The decline in honeybee populations has created some serious buzz over the last decade – and not just among farmers and backyard beekeepers. Many scientists have been bitten by the same bug. Among them is junior biology major Matthew Magee, who – with a Summer Undergraduate Research with Faculty (SURF) grant – spent last summer working with biology professor Agnes Ayme-Southgate to investigate the B52 protein in honeybee flight muscles.

Magee, an Aiken fellow in the Honors College, explains that, in a honeybee hive, necessary tasks such as cleaning and finding food are divided between different individuals. Most jobs inside the hive are accomplished by the worker nurses, who are not active fliers.
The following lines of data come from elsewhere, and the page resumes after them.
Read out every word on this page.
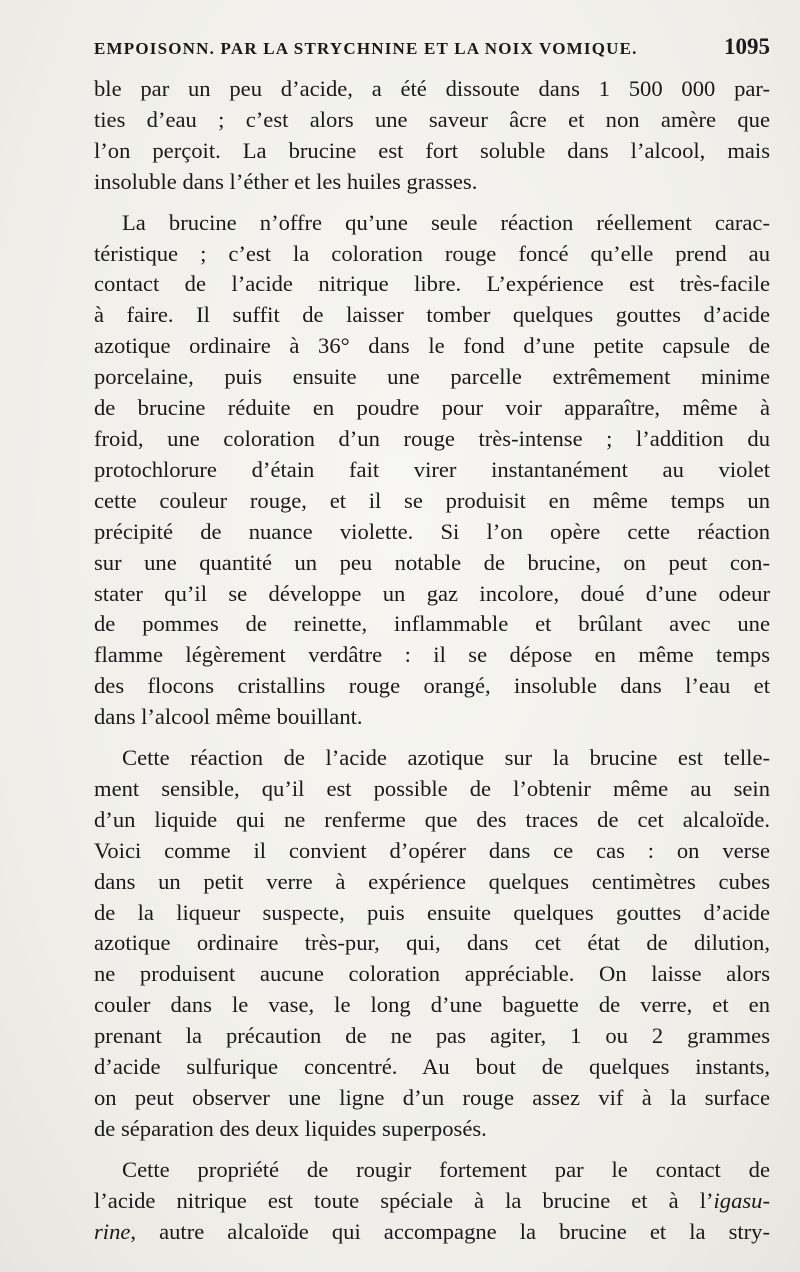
EMPOISONN. PAR LA STRYCHNINE ET LA NOIX VOMIQUE.	1095
ble par un peu d’acide, a été dissoute dans 1 500 000 par-
ties d’eau ; c’est alors une saveur âcre et non amère que
l’on perçoit. La brucine est fort soluble dans l’alcool, mais
insoluble dans l’éther et les huiles grasses.
La brucine n’offre qu’une seule réaction réellement carac-
téristique ; c’est la coloration rouge foncé qu’elle prend au
contact de l’acide nitrique libre. L’expérience est très-facile
à faire. Il suffit de laisser tomber quelques gouttes d’acide
azotique ordinaire à 36° dans le fond d’une petite capsule de
porcelaine, puis ensuite une parcelle extrêmement minime
de brucine réduite en poudre pour voir apparaître, même à
froid, une coloration d’un rouge très-intense ; l’addition du
protochlorure d’étain fait virer instantanément au violet
cette couleur rouge, et il se produisit en même temps un
précipité de nuance violette. Si l’on opère cette réaction
sur une quantité un peu notable de brucine, on peut con-
stater qu’il se développe un gaz incolore, doué d’une odeur
de pommes de reinette, inflammable et brûlant avec une
flamme légèrement verdâtre : il se dépose en même temps
des flocons cristallins rouge orangé, insoluble dans l’eau et
dans l’alcool même bouillant.
Cette réaction de l’acide azotique sur la brucine est telle-
ment sensible, qu’il est possible de l’obtenir même au sein
d’un liquide qui ne renferme que des traces de cet alcaloïde.
Voici comme il convient d’opérer dans ce cas : on verse
dans un petit verre à expérience quelques centimètres cubes
de la liqueur suspecte, puis ensuite quelques gouttes d’acide
azotique ordinaire très-pur, qui, dans cet état de dilution,
ne produisent aucune coloration appréciable. On laisse alors
couler dans le vase, le long d’une baguette de verre, et en
prenant la précaution de ne pas agiter, 1 ou 2 grammes
d’acide sulfurique concentré. Au bout de quelques instants,
on peut observer une ligne d’un rouge assez vif à la surface
de séparation des deux liquides superposés.
Cette propriété de rougir fortement par le contact de
l’acide nitrique est toute spéciale à la brucine et à l’igasu-
rine, autre alcaloïde qui accompagne la brucine et la stry-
Based on the needs of the hive, the nurses may transition into foragers, whose job is to find food and bring it back to the colony, and, therefore, must be able to fly. Major changes occur to allow flight – including muscle protein modifications that involve a shift in isoforms, a process called alternative splicing. To better understand the bees’ transition, Magee looked at the difference in alternative splicing factors between nurses and foragers and determined which factors were turned down or overproduced during the transition.

 

And the more understanding we have of bees, the better.

“This research is important because bees are a crucial part of the agriculture industry,” says Magee, noting that honeybees support the production of 87 of the leading food crops worldwide. “Without them, it would be much harder to pollinate and produce many of the foods we find in the grocery store.”

Indeed, we’d all feel the sting in a world without bees.